Шрифт:
Интервал:
Закладка:
Спустя два месяца Янг поразил Уолл-стрит, выиграв борьбу по доверенности более чем миллионом голосов. Спекулянты поддержали Янга, как и крупные торговые дома, такие как Merrill Lynch и Bache, чьи маржинальные счета перешли на сторону Янга. Подняв руки, как чемпион по боксу - он не возражал против того, чтобы потирать их, - Янг вошел в штаб-квартиру New York Central на Парк-авеню, 230, и сел за стол под портретом коммодора Вандербильта. Когда в июне состоялось заседание совета директоров, в нем впервые с XIX века не было ни банкира Моргана, ни Вандербильта. Вестготы разграбили Святой город. В совет Янга вошли Лайла Ачесон Уоллес из журнала "Ридерз Дайджест" и издатель из Индианаполиса Юджин К. Пуллиам - бизнесмены не с Уолл-стрит. Еще с 1930-х годов экономисты отмечали, что в современной корпорации управление отделено от собственности. И вот теперь корпоративный рейдер отреагировал на этот судьбоносный сдвиг.
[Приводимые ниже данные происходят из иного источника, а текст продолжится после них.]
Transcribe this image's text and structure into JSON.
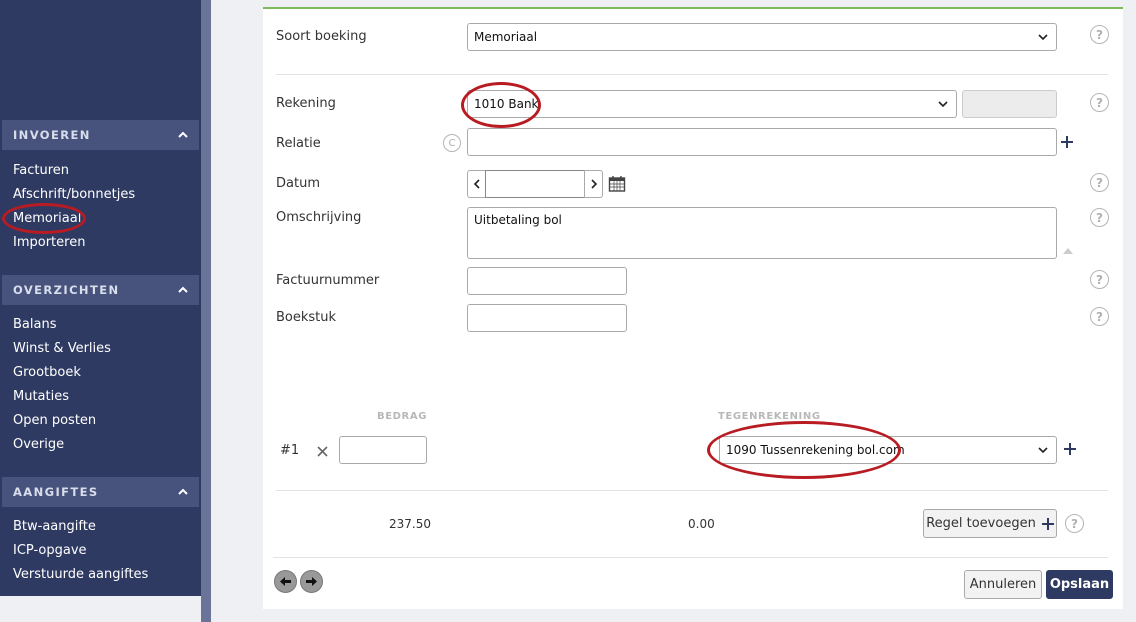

На Уолл-стрит разочарованные финансисты недоумевали, почему дома Morgan не выступили с более решительной защитой или не создали неформальный синдикат, чтобы сохранить дорогу в дружеских руках. Fortune почти жалобно спрашивал: "Почему Morgan не использовал свой престиж?". Ответ отчасти заключался в том, что дома Моргана еще не оправились от противоречий, связанных с "Новым курсом". Как сказал президент Генри Александер, "мы не пытаемся управлять чужими делами, и в прошлом было так много обвинений, что мы хотим избежать видимости того, что мы это делаем". В то время как Янг играл на старых ассоциациях, власть J. P. Morgan находилась на современном пике. Успех Янга, как это ни парадоксально, доказал, что банкиры не контролируют железные дороги. Отсутствие более жесткой защиты со стороны банкиров также отражало упадок судьбы дорог. Morgan Stanley не проводил крупных публичных размещений акций New York Central с 1936 года. Просто на кону было не так много бизнеса.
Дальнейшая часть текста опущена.